Rudy Giuliani is a name that comes up frequently in the media, discussions surrounding President Trump, impeachment and basically anything that has to do with politics. But who is he, and what exactly is his role in all the chaos?
A Republican politician, attorney and public speaker, Giuliani first became known in 1983 when President Ronald Reagan appointed him as head of the Office of the U.S. Attorney for the Southern District of New York. In 1994, his reputation as a “hard-charging, mob-busting prosecutor” earned him a win in the New York City mayoral election. After the Sept. 11 attacks in 2001, Giuliani’s approval rating skyrocketed to 79%, and he became “a sort of heroic elder statesman for the Republican Party.” He was also named Time’s Person of the Year, as well as “America’s Mayor” by Oprah Winfrey.
In 2006, Giuliani was rated the nation’s most popular politician of either party, and in 2008, he ran for president as a Republican primary candidate. Although he led in the polls early on, his popularity soon faded largely due to criticism of his personal life. There was also an alleged claim that he billed tens of thousands of dollars of mayoral security expenses to obscure city agencies while visiting a woman with whom he was having an extramarital affair. After this, he seemingly retired from the public eye, working for his own private law firm.
Giuliani reemerged in 2016 when he publicly supported and helped kickstart Trump’s presidential campaign. He appeared alongside Trump at several rallies and spoke in favor of him at the Republican National Convention. Upon Trump’s election, Giuliani was not immediately granted a cabinet position, but Trump kept him close, turning to him for advice pertaining to the Muslim ban and naming him head of a cybersecurity working group, among other roles.
However, this all changed in April 2018, when Michael Cohen, who was serving as Trump’s personal attorney, was booted from the position following an FBI raid of his hotel room. Later that year, Cohen was sentenced to three years in prison after pleading guilty for aid in Russian involvement in the 2016 presidential election, along with covering Trump’s tracks throughout the process. In May 2018, Trump appointed Giuliani in his place.

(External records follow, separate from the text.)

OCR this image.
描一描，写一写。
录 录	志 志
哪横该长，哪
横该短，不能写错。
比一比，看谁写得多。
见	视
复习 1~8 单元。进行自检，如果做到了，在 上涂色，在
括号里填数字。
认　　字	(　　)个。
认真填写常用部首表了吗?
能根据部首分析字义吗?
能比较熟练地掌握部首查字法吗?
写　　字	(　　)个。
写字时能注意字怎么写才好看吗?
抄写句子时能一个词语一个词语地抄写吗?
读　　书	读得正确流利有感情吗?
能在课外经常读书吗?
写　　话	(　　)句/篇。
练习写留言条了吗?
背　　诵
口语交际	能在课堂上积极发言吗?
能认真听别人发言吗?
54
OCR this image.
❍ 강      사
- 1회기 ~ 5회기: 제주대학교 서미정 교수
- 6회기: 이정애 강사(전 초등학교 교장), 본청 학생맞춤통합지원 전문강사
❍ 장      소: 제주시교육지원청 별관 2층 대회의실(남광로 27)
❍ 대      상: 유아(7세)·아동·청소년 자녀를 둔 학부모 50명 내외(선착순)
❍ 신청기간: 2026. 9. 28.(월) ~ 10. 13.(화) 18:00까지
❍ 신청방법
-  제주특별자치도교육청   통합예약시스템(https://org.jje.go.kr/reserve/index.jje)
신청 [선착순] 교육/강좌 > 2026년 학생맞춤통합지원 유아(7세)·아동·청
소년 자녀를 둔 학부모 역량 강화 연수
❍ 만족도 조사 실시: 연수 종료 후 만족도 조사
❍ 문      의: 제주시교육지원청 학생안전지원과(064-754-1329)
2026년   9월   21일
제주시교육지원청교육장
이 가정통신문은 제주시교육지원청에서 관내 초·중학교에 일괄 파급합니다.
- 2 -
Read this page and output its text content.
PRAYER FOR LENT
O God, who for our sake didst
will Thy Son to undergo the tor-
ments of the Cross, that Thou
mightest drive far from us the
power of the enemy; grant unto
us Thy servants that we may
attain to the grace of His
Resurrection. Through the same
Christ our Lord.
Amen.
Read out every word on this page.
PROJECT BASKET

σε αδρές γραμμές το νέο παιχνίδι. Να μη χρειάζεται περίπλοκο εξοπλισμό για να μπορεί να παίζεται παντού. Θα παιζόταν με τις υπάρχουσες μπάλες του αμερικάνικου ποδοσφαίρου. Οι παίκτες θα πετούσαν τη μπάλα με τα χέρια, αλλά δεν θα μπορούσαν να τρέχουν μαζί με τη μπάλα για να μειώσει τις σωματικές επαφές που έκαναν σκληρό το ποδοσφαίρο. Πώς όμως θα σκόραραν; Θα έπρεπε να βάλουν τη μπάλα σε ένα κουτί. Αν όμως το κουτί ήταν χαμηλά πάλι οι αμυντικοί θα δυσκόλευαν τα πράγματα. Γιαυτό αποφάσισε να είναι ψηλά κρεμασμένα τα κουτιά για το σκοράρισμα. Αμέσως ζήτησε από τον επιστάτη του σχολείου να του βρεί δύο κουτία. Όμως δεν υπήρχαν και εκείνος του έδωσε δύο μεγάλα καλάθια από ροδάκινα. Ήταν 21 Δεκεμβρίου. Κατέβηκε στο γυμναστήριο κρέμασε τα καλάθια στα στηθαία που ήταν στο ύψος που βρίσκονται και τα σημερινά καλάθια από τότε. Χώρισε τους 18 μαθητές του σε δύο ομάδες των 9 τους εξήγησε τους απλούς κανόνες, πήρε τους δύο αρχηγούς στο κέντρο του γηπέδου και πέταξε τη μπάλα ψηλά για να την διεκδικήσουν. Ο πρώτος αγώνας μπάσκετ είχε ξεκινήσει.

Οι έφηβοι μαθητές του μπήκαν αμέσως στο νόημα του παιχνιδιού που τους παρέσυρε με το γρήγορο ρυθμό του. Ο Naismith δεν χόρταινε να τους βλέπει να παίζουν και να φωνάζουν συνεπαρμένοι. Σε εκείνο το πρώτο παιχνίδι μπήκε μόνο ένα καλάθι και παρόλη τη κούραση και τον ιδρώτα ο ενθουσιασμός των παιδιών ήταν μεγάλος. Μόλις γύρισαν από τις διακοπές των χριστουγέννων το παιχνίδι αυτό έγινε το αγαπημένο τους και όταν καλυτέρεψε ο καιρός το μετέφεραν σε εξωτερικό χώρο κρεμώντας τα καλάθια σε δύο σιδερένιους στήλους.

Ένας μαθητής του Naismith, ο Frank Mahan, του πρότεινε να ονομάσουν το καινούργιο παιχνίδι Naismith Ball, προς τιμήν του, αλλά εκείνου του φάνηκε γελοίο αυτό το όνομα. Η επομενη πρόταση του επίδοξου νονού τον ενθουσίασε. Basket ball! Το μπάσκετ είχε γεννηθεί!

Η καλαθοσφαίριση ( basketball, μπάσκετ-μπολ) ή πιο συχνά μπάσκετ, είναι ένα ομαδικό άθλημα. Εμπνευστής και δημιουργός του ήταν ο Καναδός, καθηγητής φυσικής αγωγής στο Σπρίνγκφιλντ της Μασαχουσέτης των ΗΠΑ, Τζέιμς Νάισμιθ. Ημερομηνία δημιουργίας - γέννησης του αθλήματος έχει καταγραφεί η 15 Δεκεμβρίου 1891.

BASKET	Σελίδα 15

Since then, Giuliani has been seen in the media frequently, speaking on Trump’s behalf pertaining to actions and decisions that have been scrutinized by the nation. Just working for Trump alone has made Giuliani’s name controversial, and he is often accused of lying to protect the administration. But recently, he has found himself in particularly hot water.
In September, a whistleblower complaint rocked the nation. The whistleblower, who remains anonymous, brought attention to evidence proving that Trump urged Ukraine president Volodymyr Zelensky to interfere with the 2020 election by investigating potential opponent Joe Biden. Giuliani, as it turns out, was also involved in this situation. Although the phone call occurred in July, in March, Giuliani delivered a collection of compiled “evidence” against the Biden family to Secretary of State Mike Pompeo. This collection was not reported to have any real credibility, and some of the files it contained appeared to be coordinated.
This summer, Giuliani reportedly had several meetings in which he pushed Zelensky to open an investigation into the Biden family. According to Giuliani, Biden prompted Ukraine to fire Viktor Shokin, its prosecutor general, during his vice presidency in order to protect his son, who sat on the board of a Ukrainian energy company whose owner was supposedly corrupt. However, no evidence proved this claim. But when Giuliani’s theory was proven wrong, he continued to rearrange his story. He even tried to get in the good graces of Shokin’s successor, who eventually concluded that the Biden family was not at fault. Upon that conclusion, Giuliani proceeded to change his narrative once more, painting Shokin as the good guy when he had previously asserted that he was dishonest.
Now, as the impeachment investigation continues, more evidence has been compiled against Giuliani. In an appearance on Fox News in September, Giuliani explicitly stated that the State Department was fully aware and supported his involvement with Ukraine. Even after a spokesperson pointed out that he “is a private citizen and acts in a personal capacity” for the President, Giuliani produced text messages indicating the State Department’s involvement and was not shy to read them on the air. He argued that State officials were pushing him to keep in contact with Ukraine.
Despite whisperings about Giuliani no longer working as Trump’s attorney, the President tweeted earlier this month, “[Giuliani] may seem a little rough around the edges sometimes, but he is also a great guy and a wonderful lawyer. Such a one sided Witch Hunt going on in the USA.” The attorney still refuses to let up on his story and claims that he’s done a service to the government. However, his future is not looking too bright.